Polityka zagraniczna uchodzi za mocną stronę Obamy przed wyborami, ale Romney, który ostatnio zrównał się z prezydentem w sondażach, także w tej dziedzinie nadrabia do niego dystans.
Debatę w Boca Raton na Florydzie poprowadzi weteran dziennikarstwa Bob Schieffer z telewizji CBS News. Odbędzie się ona w kameralnym formacie - dwaj rywale zasiądą za owalnym stołem po obu stronach moderatora.
Według sondaży więcej Amerykanów uważa, że Obama będzie radził sobie lepiej w polityce zagranicznej niż Romney. Prezydent - zwraca się uwagę - kierował nią przez prawie cztery lata pierwszej kadencji, podczas gdy Romney nie ma w tych sprawach żadnego doświadczenia.
Na korzyść Obamy przemawia fakt, że na jego rozkaz amerykańskie siły specjalne zabiły w maju 2011 roku wodza Al-Kaidy Osamę bin Ladena. Administracja przy każdej okazji przypomina, że zlikwidowano również wielu innych przywódców Al-Kaidy, głównie dzięki nalotom za pomocą samolotów bezzałogowych na bazy islamistów w Pakistanie i Jemenie.
Szerokim poparciem społecznym cieszy się też realizowany przez Obamę plan wycofania wojsk USA z Afganistanu do końca 2014 r., a wcześniej opinia publiczna z uznaniem przyjęła zakończenie przez niego wojny w Iraku.
Jednak według sondażu przeprowadzonego w październiku przez Pew Research Center już tylko 47 proc. Amerykanów uważa, że prezydent lepiej pokieruje polityką zagraniczną niż Romney, podczas gdy na republikańskiego kandydata wskazało 43 proc. We wrześniu w analogicznym sondażu różnica między obu politykami wyniosła 15 punktów procentowych.
Zdaniem ekspertów Romney nadrabia dystans do Obamy dzięki udanemu występowi w pierwszej debacie telewizyjnej i agresywnej postawie w drugiej debacie, kiedy m.in. atakował politykę administracji wobec Chin. Zapowiadał, że jako prezydent będzie twardy wobec chińskiego rządu, który narusza umowy z USA o wolnym handlu.
Z sondaży wynika, że obietnice odwetowych posunięć wobec Pekinu spotykają się z sympatią wyborców, którzy przypisują Chinom częściową winę za problemy ekonomiczne USA, w tym ucieczkę miejsc pracy za granicę.

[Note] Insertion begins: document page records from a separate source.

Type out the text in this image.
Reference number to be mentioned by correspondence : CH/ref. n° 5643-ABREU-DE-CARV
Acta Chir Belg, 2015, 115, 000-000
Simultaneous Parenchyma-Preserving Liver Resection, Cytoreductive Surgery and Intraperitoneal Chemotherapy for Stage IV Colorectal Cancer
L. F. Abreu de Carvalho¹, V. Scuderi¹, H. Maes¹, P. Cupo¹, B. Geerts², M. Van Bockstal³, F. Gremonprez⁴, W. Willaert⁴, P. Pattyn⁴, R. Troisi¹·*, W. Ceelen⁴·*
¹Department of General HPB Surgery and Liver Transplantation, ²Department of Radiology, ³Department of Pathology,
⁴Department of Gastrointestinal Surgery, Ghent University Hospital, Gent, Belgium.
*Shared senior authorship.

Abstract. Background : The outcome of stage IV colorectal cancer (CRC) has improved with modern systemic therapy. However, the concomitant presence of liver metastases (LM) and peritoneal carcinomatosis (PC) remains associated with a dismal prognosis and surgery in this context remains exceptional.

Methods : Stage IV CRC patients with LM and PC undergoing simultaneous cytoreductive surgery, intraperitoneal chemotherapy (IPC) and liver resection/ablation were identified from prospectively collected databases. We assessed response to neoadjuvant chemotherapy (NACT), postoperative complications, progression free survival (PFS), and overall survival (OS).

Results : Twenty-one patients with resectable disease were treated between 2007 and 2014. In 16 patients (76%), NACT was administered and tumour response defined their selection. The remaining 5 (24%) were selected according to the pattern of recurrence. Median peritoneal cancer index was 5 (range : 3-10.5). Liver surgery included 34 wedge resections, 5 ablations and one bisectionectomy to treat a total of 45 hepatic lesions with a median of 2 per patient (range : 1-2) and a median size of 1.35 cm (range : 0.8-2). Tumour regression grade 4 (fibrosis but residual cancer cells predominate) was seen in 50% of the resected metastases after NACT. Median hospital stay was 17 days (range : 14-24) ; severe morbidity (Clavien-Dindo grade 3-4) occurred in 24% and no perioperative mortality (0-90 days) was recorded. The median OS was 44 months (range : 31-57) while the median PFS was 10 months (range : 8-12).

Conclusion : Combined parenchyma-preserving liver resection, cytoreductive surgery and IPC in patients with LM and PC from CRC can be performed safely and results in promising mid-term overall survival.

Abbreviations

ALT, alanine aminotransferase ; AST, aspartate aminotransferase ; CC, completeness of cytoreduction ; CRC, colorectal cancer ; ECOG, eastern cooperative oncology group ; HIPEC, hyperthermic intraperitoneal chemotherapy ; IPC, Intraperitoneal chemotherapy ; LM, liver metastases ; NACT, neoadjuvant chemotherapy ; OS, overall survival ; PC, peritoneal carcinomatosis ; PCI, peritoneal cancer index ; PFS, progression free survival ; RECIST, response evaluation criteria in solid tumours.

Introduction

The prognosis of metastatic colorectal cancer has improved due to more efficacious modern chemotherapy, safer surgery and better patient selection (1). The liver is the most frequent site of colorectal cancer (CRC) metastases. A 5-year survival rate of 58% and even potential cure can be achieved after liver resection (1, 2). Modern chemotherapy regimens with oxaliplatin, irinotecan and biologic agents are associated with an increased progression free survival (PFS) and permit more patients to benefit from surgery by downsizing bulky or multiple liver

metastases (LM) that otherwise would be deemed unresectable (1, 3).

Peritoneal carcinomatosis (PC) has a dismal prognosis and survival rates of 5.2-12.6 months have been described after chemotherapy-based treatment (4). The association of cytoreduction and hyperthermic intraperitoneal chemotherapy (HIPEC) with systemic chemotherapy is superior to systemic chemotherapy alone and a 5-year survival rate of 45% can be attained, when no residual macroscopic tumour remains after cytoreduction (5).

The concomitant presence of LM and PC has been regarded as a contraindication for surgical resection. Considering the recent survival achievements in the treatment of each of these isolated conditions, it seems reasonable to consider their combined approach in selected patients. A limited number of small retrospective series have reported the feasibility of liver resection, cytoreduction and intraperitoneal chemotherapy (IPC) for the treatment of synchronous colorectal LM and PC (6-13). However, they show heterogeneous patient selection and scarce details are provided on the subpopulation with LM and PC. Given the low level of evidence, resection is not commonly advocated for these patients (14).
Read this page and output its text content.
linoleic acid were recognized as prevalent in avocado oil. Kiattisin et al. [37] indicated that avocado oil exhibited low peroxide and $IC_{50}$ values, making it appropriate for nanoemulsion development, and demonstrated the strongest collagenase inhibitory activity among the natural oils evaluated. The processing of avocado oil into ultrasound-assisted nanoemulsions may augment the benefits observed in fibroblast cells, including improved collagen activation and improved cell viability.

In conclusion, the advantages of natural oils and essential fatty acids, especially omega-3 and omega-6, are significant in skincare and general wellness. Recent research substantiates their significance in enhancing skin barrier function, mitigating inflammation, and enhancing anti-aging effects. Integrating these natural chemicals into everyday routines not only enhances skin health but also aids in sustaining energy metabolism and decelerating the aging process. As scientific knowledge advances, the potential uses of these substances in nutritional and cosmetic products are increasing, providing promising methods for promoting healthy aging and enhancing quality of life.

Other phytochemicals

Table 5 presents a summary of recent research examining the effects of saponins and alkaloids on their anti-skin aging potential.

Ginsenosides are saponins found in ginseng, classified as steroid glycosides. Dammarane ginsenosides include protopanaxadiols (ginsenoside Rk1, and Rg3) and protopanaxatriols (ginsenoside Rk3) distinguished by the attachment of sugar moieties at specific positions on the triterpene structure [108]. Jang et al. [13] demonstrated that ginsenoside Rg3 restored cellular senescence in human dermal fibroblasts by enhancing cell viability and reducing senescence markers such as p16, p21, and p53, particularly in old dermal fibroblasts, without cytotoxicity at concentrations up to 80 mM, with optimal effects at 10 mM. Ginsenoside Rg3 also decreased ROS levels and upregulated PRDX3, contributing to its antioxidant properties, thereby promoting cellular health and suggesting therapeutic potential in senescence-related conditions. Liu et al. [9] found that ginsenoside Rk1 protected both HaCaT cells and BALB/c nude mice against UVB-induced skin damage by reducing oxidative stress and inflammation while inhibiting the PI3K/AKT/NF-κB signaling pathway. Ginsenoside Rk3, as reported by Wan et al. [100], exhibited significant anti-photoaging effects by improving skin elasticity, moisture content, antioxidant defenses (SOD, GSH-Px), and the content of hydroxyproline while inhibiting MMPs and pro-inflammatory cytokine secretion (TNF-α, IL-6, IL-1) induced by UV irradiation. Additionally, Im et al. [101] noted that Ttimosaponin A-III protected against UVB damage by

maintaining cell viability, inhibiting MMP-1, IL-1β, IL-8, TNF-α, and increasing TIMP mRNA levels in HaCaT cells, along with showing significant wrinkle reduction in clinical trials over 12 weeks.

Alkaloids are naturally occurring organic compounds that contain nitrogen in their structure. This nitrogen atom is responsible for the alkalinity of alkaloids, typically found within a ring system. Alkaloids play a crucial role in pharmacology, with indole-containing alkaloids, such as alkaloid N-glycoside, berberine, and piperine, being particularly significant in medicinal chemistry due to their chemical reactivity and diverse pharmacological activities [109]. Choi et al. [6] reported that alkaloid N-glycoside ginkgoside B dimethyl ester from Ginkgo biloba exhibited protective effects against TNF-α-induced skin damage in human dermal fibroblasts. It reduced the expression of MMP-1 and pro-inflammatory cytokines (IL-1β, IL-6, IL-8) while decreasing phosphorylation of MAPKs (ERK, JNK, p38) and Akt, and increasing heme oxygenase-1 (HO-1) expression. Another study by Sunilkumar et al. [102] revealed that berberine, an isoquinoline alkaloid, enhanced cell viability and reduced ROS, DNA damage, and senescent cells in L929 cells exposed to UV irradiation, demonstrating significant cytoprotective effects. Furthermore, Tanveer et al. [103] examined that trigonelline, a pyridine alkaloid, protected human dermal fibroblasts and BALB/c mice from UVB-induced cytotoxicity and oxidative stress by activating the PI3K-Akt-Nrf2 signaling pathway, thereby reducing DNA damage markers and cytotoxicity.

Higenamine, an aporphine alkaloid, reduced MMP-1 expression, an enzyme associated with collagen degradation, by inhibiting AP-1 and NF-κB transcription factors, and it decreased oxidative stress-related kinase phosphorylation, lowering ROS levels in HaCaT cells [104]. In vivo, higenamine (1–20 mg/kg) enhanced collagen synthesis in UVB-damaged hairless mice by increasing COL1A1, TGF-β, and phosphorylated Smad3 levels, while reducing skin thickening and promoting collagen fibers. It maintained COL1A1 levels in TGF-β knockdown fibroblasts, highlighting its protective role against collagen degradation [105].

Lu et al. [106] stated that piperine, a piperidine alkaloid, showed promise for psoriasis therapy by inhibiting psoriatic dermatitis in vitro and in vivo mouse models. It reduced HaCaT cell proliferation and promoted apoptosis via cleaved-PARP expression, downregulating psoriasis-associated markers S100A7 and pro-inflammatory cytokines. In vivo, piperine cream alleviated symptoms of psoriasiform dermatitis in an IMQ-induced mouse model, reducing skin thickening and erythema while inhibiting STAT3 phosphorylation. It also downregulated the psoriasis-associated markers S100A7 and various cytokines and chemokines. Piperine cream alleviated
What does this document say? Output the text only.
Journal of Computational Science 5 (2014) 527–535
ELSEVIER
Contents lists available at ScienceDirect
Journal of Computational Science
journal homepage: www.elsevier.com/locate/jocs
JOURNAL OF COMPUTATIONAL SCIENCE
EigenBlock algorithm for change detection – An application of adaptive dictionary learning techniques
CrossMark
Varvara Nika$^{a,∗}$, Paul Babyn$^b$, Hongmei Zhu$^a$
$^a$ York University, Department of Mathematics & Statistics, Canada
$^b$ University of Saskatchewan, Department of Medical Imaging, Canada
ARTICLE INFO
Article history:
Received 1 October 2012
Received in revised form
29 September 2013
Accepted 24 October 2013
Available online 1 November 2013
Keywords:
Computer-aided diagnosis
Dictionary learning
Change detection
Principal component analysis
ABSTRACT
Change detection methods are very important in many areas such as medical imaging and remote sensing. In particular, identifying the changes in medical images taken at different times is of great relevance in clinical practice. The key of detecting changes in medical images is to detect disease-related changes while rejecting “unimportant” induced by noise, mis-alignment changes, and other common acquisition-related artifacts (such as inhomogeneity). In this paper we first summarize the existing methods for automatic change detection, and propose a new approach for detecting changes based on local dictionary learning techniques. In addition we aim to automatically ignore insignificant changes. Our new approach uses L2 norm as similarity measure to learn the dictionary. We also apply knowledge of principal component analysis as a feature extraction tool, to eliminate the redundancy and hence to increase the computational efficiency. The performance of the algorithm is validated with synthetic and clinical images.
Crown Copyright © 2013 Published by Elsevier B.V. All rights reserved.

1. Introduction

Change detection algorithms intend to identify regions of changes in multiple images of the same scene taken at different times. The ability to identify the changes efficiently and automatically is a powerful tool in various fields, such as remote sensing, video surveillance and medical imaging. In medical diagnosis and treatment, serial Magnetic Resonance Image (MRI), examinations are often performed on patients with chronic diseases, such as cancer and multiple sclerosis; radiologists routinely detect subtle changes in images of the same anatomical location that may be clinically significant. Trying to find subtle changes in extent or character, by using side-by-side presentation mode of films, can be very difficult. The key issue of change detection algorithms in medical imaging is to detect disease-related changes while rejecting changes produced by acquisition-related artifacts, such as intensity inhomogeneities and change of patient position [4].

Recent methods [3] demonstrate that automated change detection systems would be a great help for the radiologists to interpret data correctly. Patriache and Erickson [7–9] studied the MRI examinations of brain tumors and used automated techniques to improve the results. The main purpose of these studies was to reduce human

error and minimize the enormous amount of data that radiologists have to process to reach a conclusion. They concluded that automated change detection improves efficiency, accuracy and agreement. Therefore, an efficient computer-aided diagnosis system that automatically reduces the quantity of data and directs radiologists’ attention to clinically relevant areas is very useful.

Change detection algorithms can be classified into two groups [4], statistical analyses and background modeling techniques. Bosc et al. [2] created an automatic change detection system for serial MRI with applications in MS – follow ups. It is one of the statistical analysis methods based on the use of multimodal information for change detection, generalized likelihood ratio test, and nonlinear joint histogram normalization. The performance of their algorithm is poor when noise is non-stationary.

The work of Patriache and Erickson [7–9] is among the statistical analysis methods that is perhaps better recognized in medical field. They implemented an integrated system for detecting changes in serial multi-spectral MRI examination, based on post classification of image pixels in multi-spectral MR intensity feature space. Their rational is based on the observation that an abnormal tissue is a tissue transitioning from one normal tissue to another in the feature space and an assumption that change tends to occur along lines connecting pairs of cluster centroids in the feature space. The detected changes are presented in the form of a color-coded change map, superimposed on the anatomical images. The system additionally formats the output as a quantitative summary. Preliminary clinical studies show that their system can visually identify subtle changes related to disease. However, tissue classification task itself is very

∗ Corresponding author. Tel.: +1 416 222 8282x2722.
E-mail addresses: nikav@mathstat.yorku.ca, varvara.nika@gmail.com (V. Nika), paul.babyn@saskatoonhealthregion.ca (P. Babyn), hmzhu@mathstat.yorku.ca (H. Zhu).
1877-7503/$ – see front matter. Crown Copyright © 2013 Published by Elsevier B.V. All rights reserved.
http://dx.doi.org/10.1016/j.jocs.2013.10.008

Obamie - zdaniem komentatorów - zaszkodził atak na konsulat amerykański w Bengazi 11 września, w którym zginął ambasador USA w Libii i trzej inni Amerykanie. Republikanie wytykają administracji, że przez tydzień po ataku twierdziła, iż był on rezultatem spontanicznego protestu przeciw antymuzułmańskiemu filmowi wyprodukowanemu w USA. Tymczasem już nazajutrz po napaści pojawiły się sygnały, a potem dowody, że chodziło o atak terrorystyczny zaplanowany przez ekstremistów islamskich w Libii.
Oczekuje się, że w czasie debaty w Boca Raton Romney zaatakuje Obamę w sprawie tragicznego incydentu w Bengazi. Kandydat Republikanów próbował to już czynić w drugiej debacie w Hempstead 16 października, ale prezydent zręcznie wtedy ripostował i Romney - jak oceniono - stracił punkty.
Na Florydzie będzie się starał to nadrobić, wypominając administracji niewystarczające zabezpieczenie placówek dyplomatycznych w Libii, o którym mówili przedstawiciele służb ochrony dyplomatów podczas przesłuchań w Kongresie na początku października.
Przewiduje się też, że Romney będzie krytykował całą politykę Obamy na szeroko rozumianym Bliskim Wschodzie, zwłaszcza wobec Iranu i arabskiej wiosny. Republikański kandydat stale atakuje ją w przemówieniach, twierdząc, że prezydent nie okazuje w tym regionie "przywództwa", chociaż nie wyjaśnia, co dokładnie mu zarzuca.
Zdaniem ekspertów Romney nie proponuje w istocie nic innego w polityce zagranicznej, poza zapowiedziami bardziej proizraelskiej polityki w konflikcie Izraela z Palestyńczykami.